Our knowledge base applications and Wikibase requires the three-column semantic triple format, because it can be organised into a graph; relational database managers usually prefer the wide format, because in this case every observed property of a data subject is in one record.
::: callout-note
A `tidy dataset` is black-and-white, and each table cells contains one element of knowledge that cannot be further divided.
:::
If your table is tidy, it will be easy to reuse in relational or graph database, or it can import easily into a spreadsheet or statistical program. Any further formatting with colours, divided columns, merged rows will stop the data portability, because only you will know why columns or rows are merged, divided, or coloured.
## Markup text {#sec-markup-text}
We create interconnected, interoperable (web) resources. We want to ensure that our research results are findable, accessible, and reusable. It must work in Word and Works, Notebook and VIM, Windows, MacOS, and Linux, with Latvian, English, Greek, and Thai character sets.
The World Wide Web has been a source of high interoperability and findability in the last 30 years, with the introduction of the HTTP protocol and the standardization of the HTML text markup language. We use a much-simplified version of HTML called Markdown.
Markdown text opens on MacOS, Windows, or Linux. It is very easy to translate into HTML, Word, Libre Office, Google Docs, LaTeX, or PDF. Markdown is a simplified HTML text notation that works well with word processors.
{fig-align="center"}
If you want Word output, Word is rendered instead of HTML. You can also create a PDF or EPUB and even a PPTX output.
### Markdown editors
There are countless Markdown editors. Because Markdown is so simple, you can, if you want to, edit markdown files in Notepad, WordPad (Windows) or VIM (Linux).
Most word processors support markdown. For example, Google Docs has a [free extension](https://workspace.google.com/marketplace/app/docs_to_markdown/700168918607) that converts and document from Docs to markdown.
{fig-align="center"}
There are several online Markdown editors that you can use to try writing in Markdown. [Dillinger](https://dillinger.io/) is one of the best online Markdown editors. Just open the site and start typing in the left pane.

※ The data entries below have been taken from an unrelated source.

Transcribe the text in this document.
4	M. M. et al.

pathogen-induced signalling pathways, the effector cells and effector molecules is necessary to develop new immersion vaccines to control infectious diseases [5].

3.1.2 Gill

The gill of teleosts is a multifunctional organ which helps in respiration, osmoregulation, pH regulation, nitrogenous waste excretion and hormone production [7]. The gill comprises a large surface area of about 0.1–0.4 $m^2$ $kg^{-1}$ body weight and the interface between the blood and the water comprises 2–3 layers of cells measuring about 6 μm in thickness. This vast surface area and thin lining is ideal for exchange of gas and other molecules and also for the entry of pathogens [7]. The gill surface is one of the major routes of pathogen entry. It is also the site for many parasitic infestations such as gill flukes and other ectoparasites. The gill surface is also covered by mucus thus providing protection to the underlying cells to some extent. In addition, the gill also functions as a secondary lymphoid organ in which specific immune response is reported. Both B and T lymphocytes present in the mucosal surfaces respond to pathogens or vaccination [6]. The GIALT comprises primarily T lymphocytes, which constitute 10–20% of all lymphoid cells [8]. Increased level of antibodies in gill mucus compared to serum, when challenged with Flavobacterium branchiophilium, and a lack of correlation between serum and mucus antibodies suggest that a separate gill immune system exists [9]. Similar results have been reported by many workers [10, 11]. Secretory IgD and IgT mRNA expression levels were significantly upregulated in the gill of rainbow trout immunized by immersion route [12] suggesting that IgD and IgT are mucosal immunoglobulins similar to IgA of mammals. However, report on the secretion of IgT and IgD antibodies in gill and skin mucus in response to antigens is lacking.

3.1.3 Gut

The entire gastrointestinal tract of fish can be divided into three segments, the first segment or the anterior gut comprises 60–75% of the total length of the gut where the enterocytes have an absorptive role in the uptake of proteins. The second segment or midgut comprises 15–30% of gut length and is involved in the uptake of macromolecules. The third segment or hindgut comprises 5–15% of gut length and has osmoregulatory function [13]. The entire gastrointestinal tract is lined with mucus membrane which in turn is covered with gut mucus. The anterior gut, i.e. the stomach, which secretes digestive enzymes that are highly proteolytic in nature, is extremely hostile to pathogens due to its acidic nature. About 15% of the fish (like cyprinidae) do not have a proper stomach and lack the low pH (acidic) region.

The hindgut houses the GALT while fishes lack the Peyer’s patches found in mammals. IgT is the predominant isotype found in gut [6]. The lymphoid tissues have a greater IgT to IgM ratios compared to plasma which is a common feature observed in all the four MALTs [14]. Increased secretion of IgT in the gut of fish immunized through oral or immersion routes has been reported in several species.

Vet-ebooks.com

A preview of the rendered document appears in the right pane.
- [Basic Syntax](https://www.markdownguide.org/basic-syntax/)
- [Extended Syntax](https://www.markdownguide.org/extended-syntax/)
::: callout-tip
### Using Word or Works
You can work on Word, your iWorks suite, or any preferred word processor. However, you will lose margin settings, font typefaces and sizes, background colors, and other finishing touches.
We discourage the use of word processors for footnotes and bibliographic references due to their varying treatment of such metadata. Our systems rely on standard BibLatex bibliographic references and a simple notation for footnotes, ensuring consistency and reliability.
Our recommended markdown editor is Quarto. You can copy and paste text from Word or other word processors into Quarto, and it will retain **bold**, *italics*, and headings.
Remember, we want to create text that machines and people can read, too, to avoid fancy aesthetics. Keep the text fancy (but of course, you can dress it up in Word or Adobe Illustrator later).
:::
### Wikipedia & MediaWiki
The documentation of our knowledge base and terminological agreements is documented in MediaWiki, the software that makes Wikipedia editable, too. It uses a form of markdown for an interoperable and simple editing of interlinked documents, images, and data documents.